MANILA, Philippines?Confident that the May 10 elections will push through, the military announced Thursday that at least 80 percent of the vote-counting machines in Metro Manila have been delivered to their respective precincts as of Wednesday night.
Metro Manila commander Rear Adm. Feliciano Angue said the transfer of the remaining 1,511 precinct count optical scan (PCOS) machines from the central hub in Laguna to polling centers across the capital was expected to be completed Thursday.
"We resumed escorting the transportation of the machines on Wednesday after the Commission on Elections suspended the delivery on Tuesday.... The memory cards would just follow," said Angue in an interview with reporters at Camp Aguinaldo.

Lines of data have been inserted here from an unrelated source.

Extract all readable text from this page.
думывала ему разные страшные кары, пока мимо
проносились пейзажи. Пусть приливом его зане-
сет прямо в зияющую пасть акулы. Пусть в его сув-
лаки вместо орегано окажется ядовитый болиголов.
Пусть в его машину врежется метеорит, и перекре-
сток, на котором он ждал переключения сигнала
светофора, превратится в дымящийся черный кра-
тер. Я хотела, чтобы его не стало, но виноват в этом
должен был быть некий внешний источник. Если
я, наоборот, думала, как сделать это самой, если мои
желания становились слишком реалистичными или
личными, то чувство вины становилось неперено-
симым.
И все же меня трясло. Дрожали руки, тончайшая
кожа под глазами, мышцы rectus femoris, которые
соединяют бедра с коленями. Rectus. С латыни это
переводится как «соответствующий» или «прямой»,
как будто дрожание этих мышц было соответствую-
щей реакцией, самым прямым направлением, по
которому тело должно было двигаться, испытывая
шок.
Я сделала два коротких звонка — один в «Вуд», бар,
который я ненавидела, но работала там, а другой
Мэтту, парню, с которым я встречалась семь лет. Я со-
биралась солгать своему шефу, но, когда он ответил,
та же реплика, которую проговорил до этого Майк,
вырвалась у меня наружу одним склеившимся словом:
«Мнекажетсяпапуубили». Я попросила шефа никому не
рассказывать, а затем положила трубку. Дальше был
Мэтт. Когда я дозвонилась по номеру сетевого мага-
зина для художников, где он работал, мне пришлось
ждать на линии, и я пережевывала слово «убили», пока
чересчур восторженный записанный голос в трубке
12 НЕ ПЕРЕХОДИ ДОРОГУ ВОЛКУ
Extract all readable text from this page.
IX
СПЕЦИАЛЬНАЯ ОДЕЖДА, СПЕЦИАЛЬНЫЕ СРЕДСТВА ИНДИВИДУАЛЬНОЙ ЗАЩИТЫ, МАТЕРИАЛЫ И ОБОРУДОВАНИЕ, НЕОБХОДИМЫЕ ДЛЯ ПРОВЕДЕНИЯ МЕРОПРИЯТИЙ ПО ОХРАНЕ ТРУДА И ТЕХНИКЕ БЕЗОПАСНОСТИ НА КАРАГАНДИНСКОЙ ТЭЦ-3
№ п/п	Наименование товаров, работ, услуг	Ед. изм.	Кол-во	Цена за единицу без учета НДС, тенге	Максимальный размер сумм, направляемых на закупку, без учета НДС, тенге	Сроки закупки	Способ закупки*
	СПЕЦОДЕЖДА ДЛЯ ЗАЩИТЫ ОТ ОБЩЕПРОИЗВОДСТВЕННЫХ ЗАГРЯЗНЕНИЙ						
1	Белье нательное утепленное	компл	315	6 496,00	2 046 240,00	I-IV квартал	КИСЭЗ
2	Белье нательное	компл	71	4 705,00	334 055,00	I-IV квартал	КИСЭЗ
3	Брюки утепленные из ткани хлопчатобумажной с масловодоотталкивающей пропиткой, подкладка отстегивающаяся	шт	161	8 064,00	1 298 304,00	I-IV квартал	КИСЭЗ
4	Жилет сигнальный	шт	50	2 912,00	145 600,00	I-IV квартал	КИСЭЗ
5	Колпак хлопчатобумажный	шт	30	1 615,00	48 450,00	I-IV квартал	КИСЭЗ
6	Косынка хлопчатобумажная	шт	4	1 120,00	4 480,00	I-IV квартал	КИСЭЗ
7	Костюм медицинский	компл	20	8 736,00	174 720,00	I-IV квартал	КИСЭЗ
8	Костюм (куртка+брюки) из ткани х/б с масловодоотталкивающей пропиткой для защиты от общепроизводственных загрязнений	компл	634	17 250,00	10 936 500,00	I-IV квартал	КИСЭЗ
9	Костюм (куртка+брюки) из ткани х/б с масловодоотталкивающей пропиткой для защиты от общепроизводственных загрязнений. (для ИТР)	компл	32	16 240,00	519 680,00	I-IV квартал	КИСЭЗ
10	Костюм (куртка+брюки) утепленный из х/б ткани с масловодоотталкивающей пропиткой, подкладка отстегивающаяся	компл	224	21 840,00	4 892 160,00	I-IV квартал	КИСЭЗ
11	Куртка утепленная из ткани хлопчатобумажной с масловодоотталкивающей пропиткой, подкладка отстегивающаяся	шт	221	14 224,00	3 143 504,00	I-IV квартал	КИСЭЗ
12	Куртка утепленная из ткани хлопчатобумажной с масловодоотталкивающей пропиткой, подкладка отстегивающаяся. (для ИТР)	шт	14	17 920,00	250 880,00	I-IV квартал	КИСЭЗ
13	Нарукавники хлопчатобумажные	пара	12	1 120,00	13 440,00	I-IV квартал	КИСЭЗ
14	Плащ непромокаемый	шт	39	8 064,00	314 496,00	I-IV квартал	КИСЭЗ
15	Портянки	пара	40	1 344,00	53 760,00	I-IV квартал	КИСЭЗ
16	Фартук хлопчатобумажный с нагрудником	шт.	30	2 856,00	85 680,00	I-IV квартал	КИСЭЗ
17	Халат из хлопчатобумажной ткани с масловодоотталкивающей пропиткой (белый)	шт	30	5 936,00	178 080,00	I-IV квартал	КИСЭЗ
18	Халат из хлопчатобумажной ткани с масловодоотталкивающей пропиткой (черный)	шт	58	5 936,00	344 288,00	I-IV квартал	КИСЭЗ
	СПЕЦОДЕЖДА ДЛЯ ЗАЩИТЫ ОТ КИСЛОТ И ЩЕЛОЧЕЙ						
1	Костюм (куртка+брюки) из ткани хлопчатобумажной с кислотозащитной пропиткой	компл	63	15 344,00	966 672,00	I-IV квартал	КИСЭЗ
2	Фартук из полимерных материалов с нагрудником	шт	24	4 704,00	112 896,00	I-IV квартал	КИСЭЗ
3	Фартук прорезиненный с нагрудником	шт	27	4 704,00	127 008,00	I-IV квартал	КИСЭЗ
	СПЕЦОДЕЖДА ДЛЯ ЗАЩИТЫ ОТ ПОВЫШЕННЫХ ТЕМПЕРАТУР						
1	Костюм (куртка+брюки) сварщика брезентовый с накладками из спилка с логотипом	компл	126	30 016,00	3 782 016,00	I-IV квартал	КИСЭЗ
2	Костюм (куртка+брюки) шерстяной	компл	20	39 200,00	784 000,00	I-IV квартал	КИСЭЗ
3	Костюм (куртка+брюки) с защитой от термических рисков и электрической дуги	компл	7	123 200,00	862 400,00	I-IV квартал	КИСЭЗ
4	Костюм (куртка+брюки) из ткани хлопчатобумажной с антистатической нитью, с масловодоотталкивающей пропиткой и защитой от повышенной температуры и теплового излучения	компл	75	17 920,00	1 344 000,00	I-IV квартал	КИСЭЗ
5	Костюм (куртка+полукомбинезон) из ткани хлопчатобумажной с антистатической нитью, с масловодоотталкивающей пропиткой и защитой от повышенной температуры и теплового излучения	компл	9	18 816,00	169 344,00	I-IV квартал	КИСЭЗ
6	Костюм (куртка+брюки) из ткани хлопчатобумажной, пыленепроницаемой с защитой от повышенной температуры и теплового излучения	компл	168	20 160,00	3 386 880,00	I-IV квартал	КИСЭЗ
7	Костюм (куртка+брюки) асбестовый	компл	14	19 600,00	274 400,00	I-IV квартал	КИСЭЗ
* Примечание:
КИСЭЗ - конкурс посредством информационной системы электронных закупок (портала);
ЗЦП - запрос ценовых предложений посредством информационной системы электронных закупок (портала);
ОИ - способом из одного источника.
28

He added that soldiers continued to secure the delivery of the machines and some of the compact flash cards in the capital on Thursday.
Barely a week before the first-ever automated elections in the country, errors were discovered in the compact flash cards, the heart of the counting machines, prompting the Comelec and its partner Smartmatic-TIM to recall and replace all 76,300 memory cards to fix the problem.
But the Comelec said that it could still fix the problem in time for the May 10 balloting.
The military on Wednesday offered its air, water and land assets to the Comelec to expedite the transfer of remaining undelivered machines and the reformatted memory cards.
Col. Ricardo Nepomuceno, spokesperson of the AFP Task Force Hope (Honest, Orderly and Peaceful Elections) said on Thursday that none of the military's aircraft or trucks and patrol boats have been tapped yet for the deliveries.